Bacalah materi di bawah ini dengan cermat!

A. Pengantar
Sekolah diberi otonomi (kewenangan dan tanggung jawab) yang lebih besar untuk mengelola sekolahnya. Namun, kewenangan dan tanggung jawab yang lebih besar hanya dapat dilaksanakan dengan baik apabila sekolah menerapkan prinsip-prinsip tata kelola yang baik yaitu partisipasi, transparansi, akuntabilitas, efektivitas, efisiensi, berwawasan ke depan, hukum dilaksanakan dengan baik, keadilan, demokrasi/egaliterisme, prediktif, peka terhadap aspirasi stakeholders, dan pasti dalam penjaminan mutu. Berikut uraian singkat tentang partisipasi, transparansi, dan akuntabilitas.

B. Materi Pokok
1. Partisipasi
a. Latar Belakang
MBS mensyaratkan adanya partisipasi aktif dari semua pihak yang terkait dengan penyelenggaraan pendidikan di sekolah (stakeholders), baik warga sekolah seperti guru, kepala sekolah, siswa, dan tenaga-tenaga kependidikan lainnya, maupun warga di luar sekolah seperti orang tua siswa, akademisi, tokoh masyarakat,dan pihak-pihak lain yang mewakili masyarakat yang diwadahi melalui komite sekolah. Saat ini, Komite Sekolah merupakan wadah formal bagi stakeholdersuntuk berpartisipasi secara langsung maupun tidak langsung dalam penyelenggaraan sekolah.
b. Arti Partisipasi
Partisipasi adalah proses di mana stakeholders (warga sekolah dan masyarakat) terlibat aktif baik secara individual maupun kolektif, secara langsung maupun tidak langsung, dalam pengambilan keputusan, pembuatan kebijakan, perencanaan, pelaksanaan, pengawasan/ pengevaluasian pendidikan sekolah. Diharapkan, partisipasi dapat mendorong warga sekolah dan masyarakat sekitar untuk menggunakan haknya dalam menyampaikan pendapat dalam proses pengambilan keputusan, pembuatan kebijakan, perencanaan, pelaksanaan, pengawasan/pengevaluasian yang menyangkut kepentingan sekolah, baik secara individual maupun kolektif, secara langsung maupun tidak langsung.
c. Tujuan Partisipasi
Tujuan utama peningkatan partisipasi adalah untuk: (1) meningkatkan dedikasi/ kontribusi stakeholders terhadap penyelenggaraan pendidikan di sekolah, baik dalam bentuk jasa (pemikiran/intelektualitas, keterampilan), moral, finansial, dan material/barang; (2) memberdayakan kemampuan yang ada pada stakeholders bagi pendidikan untuk mewujudkan tujuan pendidikan nasional; (3) meningkatkan peran stakeholders dalam penyelenggaraan pendidikan di sekolah, baik sebagai advisor, supporter, mediator, controller, resource linker, and education provider, dan (4) menjamin agar setiap keputusan dan kebijakan yang diambil benar-benar mencerminkan aspirasi stakeholders dan menjadikan aspirasi stakeholders sebagai panglima bagi penyelenggaraan pendidikan di sekolah.
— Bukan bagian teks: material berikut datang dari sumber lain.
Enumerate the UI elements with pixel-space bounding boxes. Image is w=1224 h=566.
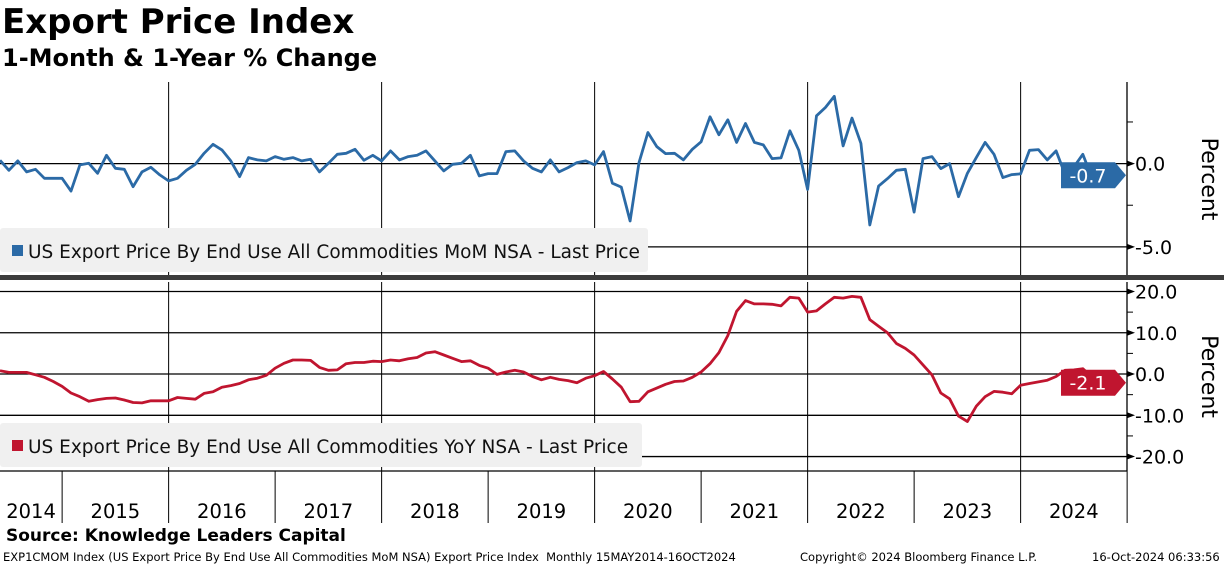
legend-swatch [12,245,23,256]
legend-background [0,228,648,272]
y-tick-arrow [1127,243,1135,250]
y-tick-arrow [1127,329,1135,336]
y-tick-arrow [1127,371,1135,378]
y-tick-label: 10.0 [1135,323,1177,345]
last-value-label: -0.7 [1069,165,1106,187]
y-tick-label: -5.0 [1135,237,1172,259]
y-tick-label: 20.0 [1135,281,1177,303]
x-tick-label: 2016 [197,500,247,523]
x-tick-label: 2022 [836,500,886,523]
x-tick-label: 2014 [6,500,56,523]
chart-subtitle: 1-Month & 1-Year % Change [2,44,378,72]
source-note: Source: Knowledge Leaders Capital [6,526,346,546]
y-axis-title: Percent [1196,335,1221,418]
x-tick-label: 2017 [304,500,354,523]
legend: US Export Price By End Use All Commoditi… [0,228,648,272]
legend-label: US Export Price By End Use All Commoditi… [28,437,628,458]
series-line-yoy [0,294,1102,423]
x-tick-label: 2015 [91,500,141,523]
y-tick-label: 0.0 [1135,154,1165,176]
legend-background [0,423,642,467]
legend-label: US Export Price By End Use All Commoditi… [28,242,640,263]
last-value-label: -2.1 [1069,373,1106,395]
last-value-tag [1061,369,1126,396]
footer-copyright: Copyright© 2024 Bloomberg Finance L.P. [800,550,1037,564]
chart-title: Export Price Index [2,2,355,42]
y-tick-label: -20.0 [1135,447,1184,469]
y-axis-title: Percent [1196,138,1221,221]
y-tick-arrow [1127,288,1135,295]
x-tick-label: 2019 [517,500,567,523]
x-tick-label: 2021 [730,500,780,523]
footer-timestamp: 16-Oct-2024 06:33:56 [1092,550,1220,564]
x-tick-label: 2018 [410,500,460,523]
x-tick-label: 2024 [1049,500,1099,523]
y-tick-arrow [1127,160,1135,167]
y-tick-arrow [1127,453,1135,460]
y-tick-arrow [1127,412,1135,419]
x-tick-label: 2023 [943,500,993,523]
legend-swatch [12,440,23,451]
y-tick-label: 0.0 [1135,364,1165,386]
y-tick-label: -10.0 [1135,405,1184,427]
panel-separator [0,275,1224,280]
x-tick-label: 2020 [623,500,673,523]
series-line-mom [0,94,1101,227]
footer-description: EXP1CMOM Index (US Export Price By End U… [3,550,736,564]
last-value-tag [1061,162,1126,189]
legend: US Export Price By End Use All Commoditi… [0,423,642,467]
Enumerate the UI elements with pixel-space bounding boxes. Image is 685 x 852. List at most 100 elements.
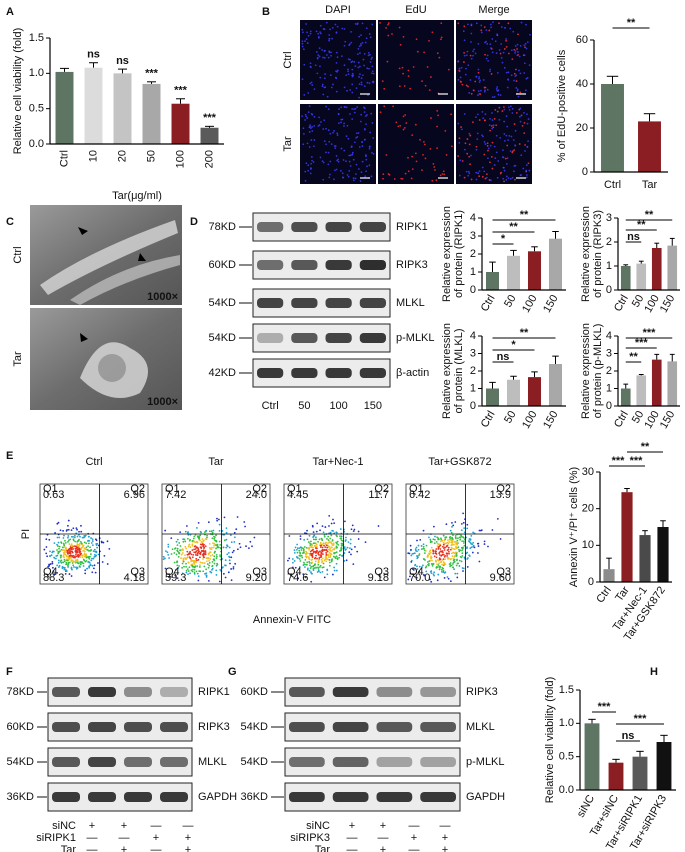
event-dot xyxy=(326,537,328,540)
event-dot xyxy=(52,550,55,553)
cell-dot xyxy=(369,53,371,56)
cell-dot xyxy=(368,33,371,35)
event-dot xyxy=(328,545,331,548)
event-dot xyxy=(451,543,454,546)
event-dot xyxy=(422,558,425,560)
event-dot xyxy=(432,538,435,541)
event-dot xyxy=(178,565,180,567)
condition-sign: — xyxy=(119,832,130,844)
cell-dot xyxy=(371,72,373,75)
event-dot xyxy=(422,573,425,576)
y-tick-label: 10 xyxy=(582,539,594,551)
event-dot xyxy=(203,552,206,555)
event-dot xyxy=(69,551,72,553)
cell-dot xyxy=(503,166,505,169)
cell-dot xyxy=(355,173,357,175)
event-dot xyxy=(213,537,216,540)
cell-dot xyxy=(487,147,490,150)
cell-dot xyxy=(325,54,328,56)
cell-dot xyxy=(340,55,343,57)
cell-dot xyxy=(387,23,389,26)
blot-band xyxy=(88,687,116,697)
cell-dot xyxy=(363,85,366,88)
x-tick-label: 150 xyxy=(541,409,561,431)
cell-dot xyxy=(363,128,366,130)
event-dot xyxy=(83,555,86,558)
event-dot xyxy=(87,535,90,538)
event-dot xyxy=(184,554,186,557)
event-dot xyxy=(332,530,335,532)
cell-dot xyxy=(320,32,322,35)
cell-dot xyxy=(368,146,371,148)
event-dot xyxy=(335,547,338,549)
event-dot xyxy=(79,556,82,558)
cell-dot xyxy=(496,33,499,36)
cell-dot xyxy=(457,122,460,125)
event-dot xyxy=(216,543,219,546)
event-dot xyxy=(57,550,60,553)
event-dot xyxy=(323,534,326,536)
cell-dot xyxy=(321,83,324,86)
cell-dot xyxy=(341,27,344,30)
event-dot xyxy=(175,540,178,543)
cell-dot xyxy=(317,125,320,127)
cell-dot xyxy=(503,180,505,183)
event-dot xyxy=(193,551,196,554)
event-dot xyxy=(63,568,66,571)
event-dot xyxy=(463,527,466,530)
event-dot xyxy=(327,542,329,544)
cell-dot xyxy=(423,143,426,146)
cell-dot xyxy=(313,88,316,91)
cell-dot xyxy=(501,61,504,64)
cell-dot xyxy=(330,86,333,89)
cell-dot xyxy=(334,147,337,150)
cell-dot xyxy=(502,106,505,108)
cell-dot xyxy=(359,120,362,123)
bar xyxy=(171,103,190,144)
event-dot xyxy=(332,518,334,521)
significance-label: ** xyxy=(641,441,650,453)
event-dot xyxy=(350,553,352,556)
cell-dot xyxy=(468,143,471,146)
event-dot xyxy=(310,546,313,549)
cell-dot xyxy=(524,46,526,49)
blot-band xyxy=(257,298,284,308)
x-tick-label: 100 xyxy=(642,409,662,431)
cell-dot xyxy=(352,177,355,180)
event-dot xyxy=(329,556,332,558)
event-dot xyxy=(211,560,214,563)
cell-dot xyxy=(511,58,514,61)
cell-dot xyxy=(488,179,491,181)
cell-dot xyxy=(345,160,347,163)
cell-dot xyxy=(493,164,496,166)
event-dot xyxy=(179,545,182,547)
event-dot xyxy=(82,549,85,552)
cell-dot xyxy=(493,145,496,148)
cell-dot xyxy=(309,127,312,130)
event-dot xyxy=(216,519,219,522)
cell-dot xyxy=(503,108,506,111)
event-dot xyxy=(57,541,60,544)
event-dot xyxy=(309,567,312,570)
event-dot xyxy=(311,549,314,552)
bar xyxy=(636,263,647,290)
condition-sign: + xyxy=(442,844,448,852)
cell-dot xyxy=(316,72,319,75)
cell-dot xyxy=(341,172,344,175)
event-dot xyxy=(205,568,208,571)
cell-dot xyxy=(493,96,496,98)
event-dot xyxy=(465,552,468,555)
cell-dot xyxy=(348,43,351,46)
cell-dot xyxy=(518,143,521,145)
cell-dot xyxy=(335,31,338,34)
cell-dot xyxy=(525,77,528,80)
cell-dot xyxy=(498,22,500,25)
event-dot xyxy=(194,559,197,562)
y-tick-label: 4 xyxy=(606,330,612,342)
cell-dot xyxy=(507,139,510,142)
y-tick-label: 2 xyxy=(470,248,476,260)
event-dot xyxy=(82,536,85,539)
event-dot xyxy=(83,559,86,562)
cell-dot xyxy=(436,147,438,150)
event-dot xyxy=(422,564,424,567)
d. Upaya-Upaya Peningkatan Partisipasi
Upaya-upaya yang perlu dilakukan oleh sekolah dalam rangka meningkatkan partisipasi stakeholders adalah sebagai berikut.
(1) Menyediakan sarana partisipasi atau saluran komunikasi agar stakeholders dapat mengutarakan pendapatnya, keinginannya, dan aspirasinya melalui pertemuan umum, temu wicara, konsultasi, dan penyampaian pendapat secara tertulis.
(2) Melakukan advokasi, publikasi, komunikasi, dan transparansi kepada stakeholders.
e. Indikator Keberhasilan Partisipasi
Keberhasilan peningkatan partisipasi stakeholders dalam penyelenggaraan pendidikan di sekolah dapat diukur dengan enam indikator berikut.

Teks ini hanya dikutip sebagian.